- Leandro Herrero - https://leandroherrero.com -

Tribal brands that teach us a lesson

This is an anthropology report. We’ve found this tribe: the people all wear the same multi-coloured clothes. They paint their faces with symbolic colours before going to the battlefield. They sing war songs. They shout. The  cheer  on their warriors. Animal instincts are high. The sense of identification with the tribe is enormous, practically above everything else in their lives. When successful in the battlefield, the indigenous people get inebriated on mass and often lose control. When the battlefield expedition does not go well, there may be as many as thousands of natives crying, men, women and children. In these circumstances, the tribe leaders are blamed even  beyond the confines of the tribe.  This all works through a strict tribal, prime-animal, collective code. And the natives pay a monthly fee to belong to the tribe. This tribe also has a curious ritual: they sell their warriors to other tribes for astronomical quantities.

It’s a football club! (AKA soccer in parts of the world with less tribal traditions of this type).
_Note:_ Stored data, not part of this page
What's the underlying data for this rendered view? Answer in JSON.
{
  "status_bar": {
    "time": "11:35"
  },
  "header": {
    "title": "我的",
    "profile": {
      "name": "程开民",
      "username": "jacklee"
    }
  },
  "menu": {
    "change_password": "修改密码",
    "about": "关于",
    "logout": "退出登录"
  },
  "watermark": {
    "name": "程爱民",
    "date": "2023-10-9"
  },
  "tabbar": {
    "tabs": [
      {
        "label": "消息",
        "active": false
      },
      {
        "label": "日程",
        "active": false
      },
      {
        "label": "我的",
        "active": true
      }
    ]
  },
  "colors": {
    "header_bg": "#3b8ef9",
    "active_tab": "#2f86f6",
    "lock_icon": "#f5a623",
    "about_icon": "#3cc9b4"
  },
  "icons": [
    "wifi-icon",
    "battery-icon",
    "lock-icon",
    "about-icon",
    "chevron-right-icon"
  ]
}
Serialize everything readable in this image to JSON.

Are football club brands the prototype of brands? The Mother Of All Brands? Judging by the emotions and the almost blind stickiness of belonging to a cause, surely they must rank pretty high in the Brand Cult System.

A Spanish club, not in the premier league, and going through a bad historical tribal patch, is applying modern social network analytic tools to master massive support across the tribe and beyond, 2014 version. The full components of a social movement can be found here with the identification of influencers, their networks, their pull effect, etc. I know this, because the masters of the tribe have been in touch with me after being told by external advisers that what they were doing was pure Viral Change TM [1]in action.
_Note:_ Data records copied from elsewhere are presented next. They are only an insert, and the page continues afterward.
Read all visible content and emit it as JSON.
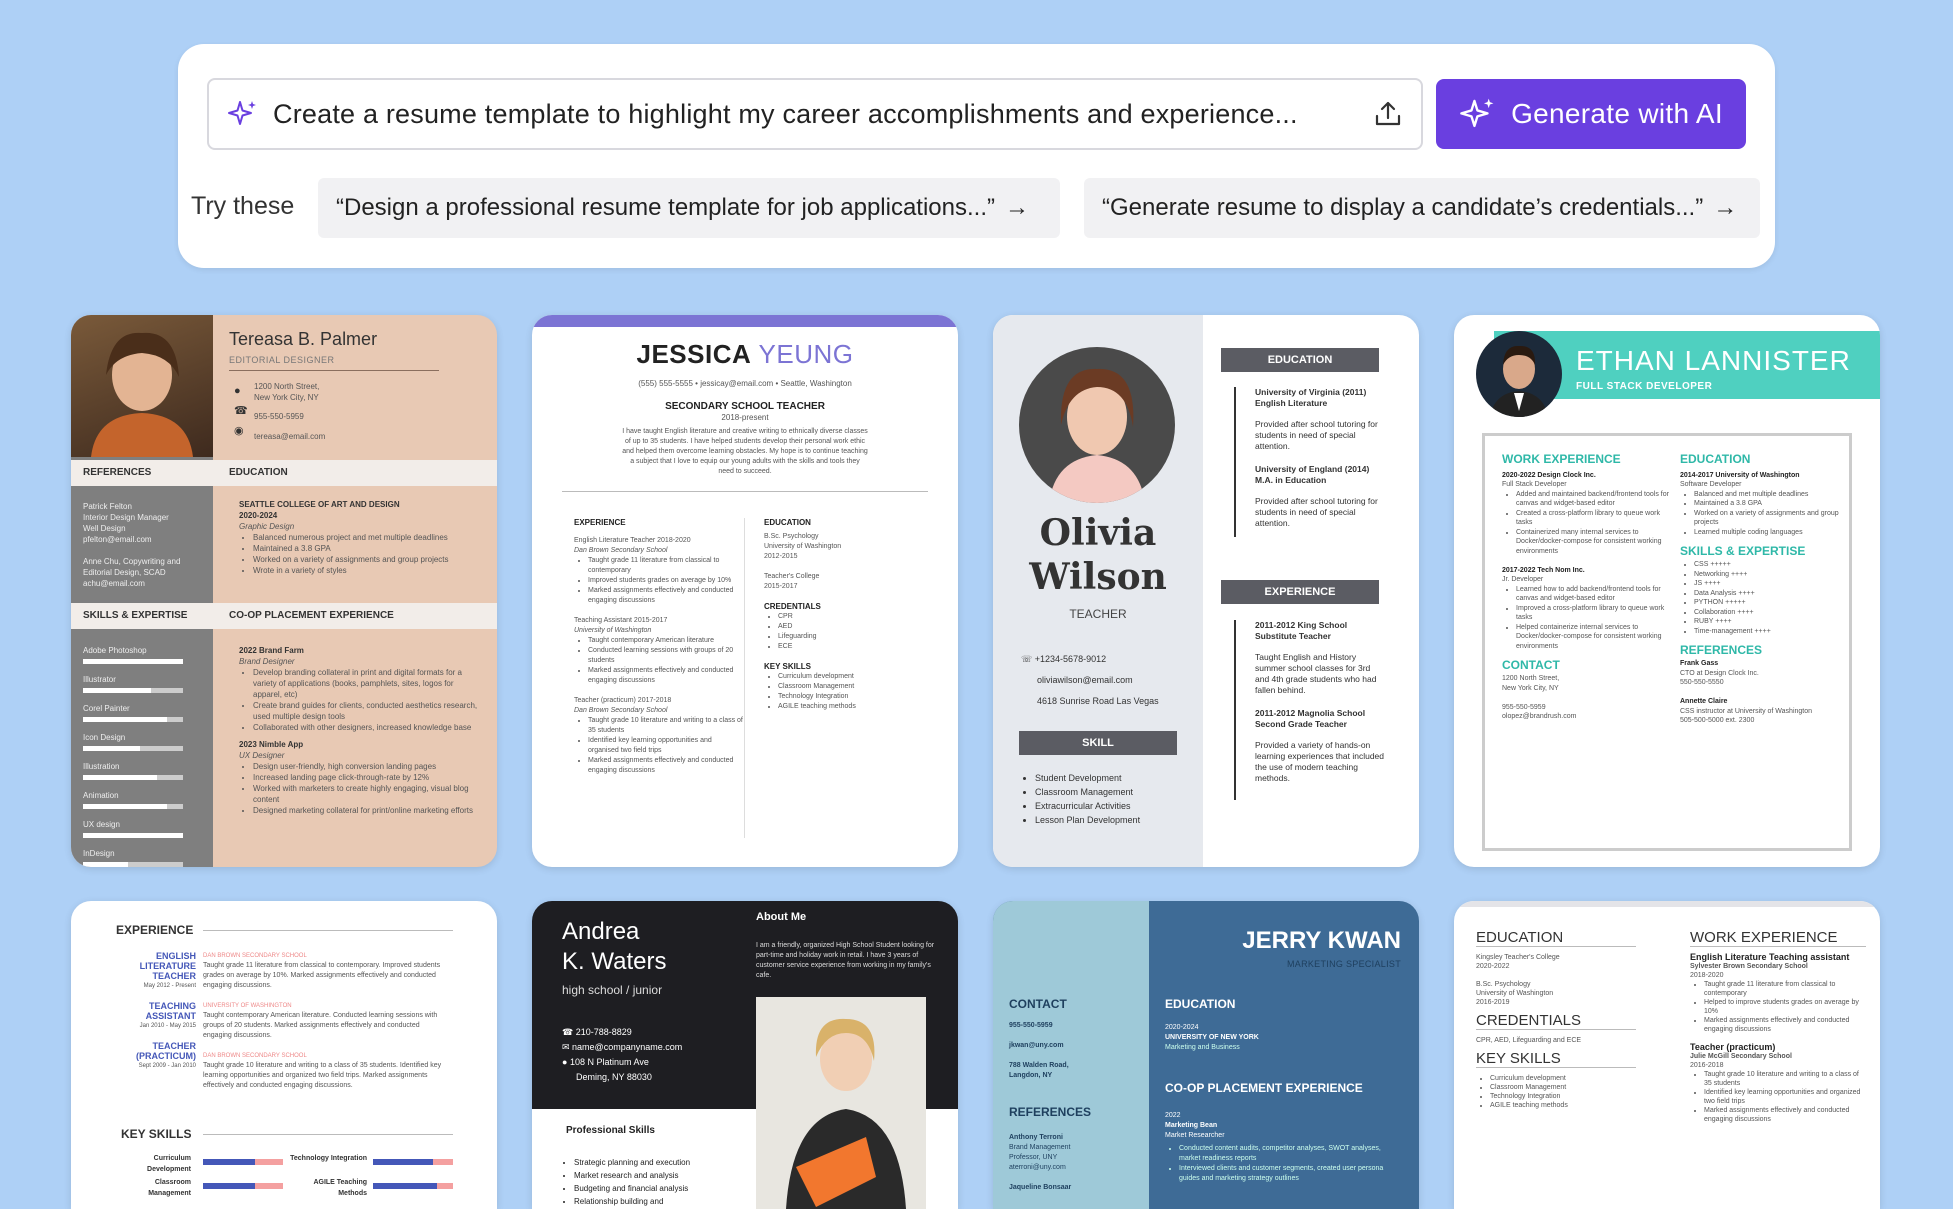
{
  "search": {
    "prompt": "Create a resume template to highlight my career accomplishments and experience...",
    "generate_label": "Generate with AI"
  },
  "suggestions": {
    "label": "Try these",
    "items": [
      "“Design a professional resume template for job applications...”",
      "“Generate resume to display a candidate’s credentials...”"
    ]
  },
  "colors": {
    "background": "#aed0f6",
    "accent": "#6a3fe0"
  },
  "cards": {
    "c1": {
      "name": "Tereasa B. Palmer",
      "role": "EDITORIAL DESIGNER",
      "addr1": "1200 North Street,",
      "addr2": "New York City, NY",
      "phone": "955-550-5959",
      "email": "tereasa@email.com",
      "references": "REFERENCES",
      "education": "EDUCATION",
      "skills": "SKILLS & EXPERTISE",
      "coop": "CO-OP PLACEMENT EXPERIENCE",
      "school": "SEATTLE COLLEGE OF ART AND DESIGN",
      "years": "2020-2024",
      "degree": "Graphic Design",
      "b1": "Balanced numerous project and met multiple deadlines",
      "b2": "Maintained a 3.8 GPA",
      "b3": "Worked on a variety of assignments and group projects",
      "b4": "Wrote in a variety of styles",
      "ref1": "Patrick Felton",
      "ref2": "Interior Design Manager",
      "ref3": "Well Design",
      "ref4": "pfelton@email.com",
      "ref5": "Anne Chu, Copywriting and",
      "ref6": "Editorial Design, SCAD",
      "ref7": "achu@email.com",
      "job1": "2022 Brand Farm",
      "job1r": "Brand Designer",
      "job1b1": "Develop branding collateral in print and digital formats for a variety of applications (books, pamphlets, sites, logos for apparel, etc)",
      "job1b2": "Create brand guides for clients, conducted aesthetics research, used multiple design tools",
      "job1b3": "Collaborated with other designers, increased knowledge base",
      "job2": "2023 Nimble App",
      "job2r": "UX Designer",
      "job2b1": "Design user-friendly, high conversion landing pages",
      "job2b2": "Increased landing page click-through-rate by 12%",
      "job2b3": "Worked with marketers to create highly engaging, visual blog content",
      "job2b4": "Designed marketing collateral for print/online marketing efforts",
      "sk": [
        "Adobe Photoshop",
        "Illustrator",
        "Corel Painter",
        "Icon Design",
        "Illustration",
        "Animation",
        "UX design",
        "InDesign"
      ]
    },
    "c2": {
      "first": "JESSICA",
      "last": "YEUNG",
      "contact": "(555) 555-5555 • jessicay@email.com • Seattle, Washington",
      "title": "SECONDARY SCHOOL TEACHER",
      "years": "2018-present",
      "summary": "I have taught English literature and creative writing to ethnically diverse classes of up to 35 students. I have helped students develop their personal work ethic and helped them overcome learning obstacles. My hope is to continue teaching a subject that I love to equip our young adults with the skills and tools they need to succeed.",
      "exp": "EXPERIENCE",
      "e1": "English Literature Teacher 2018-2020",
      "e1s": "Dan Brown Secondary School",
      "e1b": [
        "Taught grade 11 literature from classical to contemporary",
        "Improved students grades on average by 10%",
        "Marked assignments effectively and conducted engaging discussions"
      ],
      "e2": "Teaching Assistant 2015-2017",
      "e2s": "University of Washington",
      "e2b": [
        "Taught contemporary American literature",
        "Conducted learning sessions with groups of 20 students",
        "Marked assignments effectively and conducted engaging discussions"
      ],
      "e3": "Teacher (practicum) 2017-2018",
      "e3s": "Dan Brown Secondary School",
      "e3b": [
        "Taught grade 10 literature and writing to a class of 35 students",
        "Identified key learning opportunities and organised two field trips",
        "Marked assignments effectively and conducted engaging discussions"
      ],
      "edu": "EDUCATION",
      "ed1": "B.Sc. Psychology",
      "ed2": "University of Washington",
      "ed3": "2012-2015",
      "ed4": "Teacher's College",
      "ed5": "2015-2017",
      "cred": "CREDENTIALS",
      "creds": [
        "CPR",
        "AED",
        "Lifeguarding",
        "ECE"
      ],
      "ks": "KEY SKILLS",
      "skills": [
        "Curriculum development",
        "Classroom Management",
        "Technology Integration",
        "AGILE teaching methods"
      ]
    },
    "c3": {
      "first": "Olivia",
      "last": "Wilson",
      "role": "TEACHER",
      "phone": "+1234-5678-9012",
      "email": "oliviawilson@email.com",
      "addr": "4618 Sunrise Road Las Vegas",
      "skill": "SKILL",
      "skills": [
        "Student Development",
        "Classroom Management",
        "Extracurricular Activities",
        "Lesson Plan Development"
      ],
      "edu": "EDUCATION",
      "ed1": "University of Virginia (2011)",
      "ed1b": "English Literature",
      "ed1d": "Provided after school tutoring for students in need of special attention.",
      "ed2": "University of England (2014)",
      "ed2b": "M.A. in Education",
      "ed2d": "Provided after school tutoring for students in need of special attention.",
      "exp": "EXPERIENCE",
      "x1": "2011-2012 King School",
      "x1b": "Substitute Teacher",
      "x1d": "Taught English and History summer school classes for 3rd and 4th grade students who had fallen behind.",
      "x2": "2011-2012 Magnolia School",
      "x2b": "Second Grade Teacher",
      "x2d": "Provided a variety of hands-on learning experiences that included the use of modern teaching methods."
    },
    "c4": {
      "name": "ETHAN LANNISTER",
      "role": "FULL STACK DEVELOPER",
      "work": "WORK EXPERIENCE",
      "w1": "2020-2022 Design Clock Inc.",
      "w1r": "Full Stack Developer",
      "w1b": [
        "Added and maintained backend/frontend tools for canvas and widget-based editor",
        "Created a cross-platform library to queue work tasks",
        "Containerized many internal services to Docker/docker-compose for consistent working environments"
      ],
      "w2": "2017-2022 Tech Nom Inc.",
      "w2r": "Jr. Developer",
      "w2b": [
        "Learned how to add backend/frontend tools for canvas and widget-based editor",
        "Improved a cross-platform library to queue work tasks",
        "Helped containerize internal services to Docker/docker-compose for consistent working environments"
      ],
      "edu": "EDUCATION",
      "ed1": "2014-2017 University of Washington",
      "ed1r": "Software Developer",
      "ed1b": [
        "Balanced and met multiple deadlines",
        "Maintained a 3.8 GPA",
        "Worked on a variety of assignments and group projects",
        "Learned multiple coding languages"
      ],
      "skills": "SKILLS & EXPERTISE",
      "sk": [
        "CSS +++++",
        "Networking ++++",
        "JS ++++",
        "Data Analysis ++++",
        "PYTHON +++++",
        "Collaboration ++++",
        "RUBY ++++",
        "Time-management ++++"
      ],
      "refs": "REFERENCES",
      "r1": "Frank Gass",
      "r1a": "CTO at Design Clock Inc.",
      "r1b": "550-550-5550",
      "r2": "Annette Claire",
      "r2a": "CSS instructor at University of Washington",
      "r2b": "505-500-5000 ext. 2300",
      "contact": "CONTACT",
      "ct1": "1200 North Street,",
      "ct2": "New York City, NY",
      "ct3": "955-550-5959",
      "ct4": "olopez@brandrush.com"
    },
    "c5": {
      "exp": "EXPERIENCE",
      "j1": "ENGLISH LITERATURE TEACHER",
      "j1d": "May 2012 - Present",
      "j1s": "DAN BROWN SECONDARY SCHOOL",
      "j1t": "Taught grade 11 literature from classical to contemporary. Improved students grades on average by 10%. Marked assignments effectively and conducted engaging discussions.",
      "j2": "TEACHING ASSISTANT",
      "j2d": "Jan 2010 - May 2015",
      "j2s": "UNIVERSITY OF WASHINGTON",
      "j2t": "Taught contemporary American literature. Conducted learning sessions with groups of 20 students. Marked assignments effectively and conducted engaging discussions.",
      "j3": "TEACHER (PRACTICUM)",
      "j3d": "Sept 2009 - Jan 2010",
      "j3s": "DAN BROWN SECONDARY SCHOOL",
      "j3t": "Taught grade 10 literature and writing to a class of 35 students. Identified key learning opportunities and organized two field trips. Marked assignments effectively and conducted engaging discussions.",
      "ks": "KEY SKILLS",
      "k1": "Curriculum Development",
      "k2": "Technology Integration",
      "k3": "Classroom Management",
      "k4": "AGILE Teaching Methods"
    },
    "c6": {
      "first": "Andrea",
      "last": "K. Waters",
      "role": "high school / junior",
      "phone": "210-788-8829",
      "email": "name@companyname.com",
      "addr1": "108 N Platinum Ave",
      "addr2": "Deming, NY 88030",
      "about": "About Me",
      "aboutt": "I am a friendly, organized High School Student looking for part-time and holiday work in retail. I have 3 years of customer service experience from working in my family's cafe.",
      "pskills": "Professional Skills",
      "ps": [
        "Strategic planning and execution",
        "Market research and analysis",
        "Budgeting and financial analysis",
        "Relationship building and"
      ]
    },
    "c7": {
      "name": "JERRY KWAN",
      "role": "MARKETING SPECIALIST",
      "contact": "CONTACT",
      "phone": "955-550-5959",
      "email": "jkwan@uny.com",
      "addr1": "788 Walden Road,",
      "addr2": "Langdon, NY",
      "refs": "REFERENCES",
      "r1": "Anthony Terroni",
      "r1a": "Brand Management",
      "r1b": "Professor, UNY",
      "r1c": "aterroni@uny.com",
      "r2": "Jaqueline Bonsaar",
      "edu": "EDUCATION",
      "ed1": "2020-2024",
      "ed2": "UNIVERSITY OF NEW YORK",
      "ed3": "Marketing and Business",
      "coop": "CO-OP PLACEMENT EXPERIENCE",
      "cp1": "2022",
      "cp2": "Marketing Bean",
      "cp3": "Market Researcher",
      "cpb": [
        "Conducted content audits, competitor analyses, SWOT analyses, market readiness reports",
        "Interviewed clients and customer segments, created user persona guides and marketing strategy outlines"
      ]
    },
    "c8": {
      "edu": "EDUCATION",
      "e1": "Kingsley Teacher's College",
      "e1y": "2020-2022",
      "e2": "B.Sc. Psychology",
      "e2b": "University of Washington",
      "e2y": "2016-2019",
      "cred": "CREDENTIALS",
      "credt": "CPR, AED, Lifeguarding and ECE",
      "ks": "KEY SKILLS",
      "ksl": [
        "Curriculum development",
        "Classroom Management",
        "Technology Integration",
        "AGILE teaching methods"
      ],
      "work": "WORK EXPERIENCE",
      "w1": "English Literature Teaching assistant",
      "w1s": "Sylvester Brown Secondary School",
      "w1y": "2018-2020",
      "w1b": [
        "Taught grade 11 literature from classical to contemporary",
        "Helped to improve students grades on average by 10%",
        "Marked assignments effectively and conducted engaging discussions"
      ],
      "w2": "Teacher (practicum)",
      "w2s": "Julie McGill Secondary School",
      "w2y": "2016-2018",
      "w2b": [
        "Taught grade 10 literature and writing to a class of 35 students",
        "Identified key learning opportunities and organized two field trips",
        "Marked assignments effectively and conducted engaging discussions"
      ]
    }
  }
}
In my discussions with them, I have found a level of understanding of ‘people mobilization rules’, knowledge of tools and network strategies, and clarity of purpose, which I wish I could find in the average business organizations. Of course they are one of them as well! But they are genuinely and seriously looking at the business as a social movement, tribal, mass mobilization and with full mastery of social network sciences. So far they are the best business anthropologists I have come across.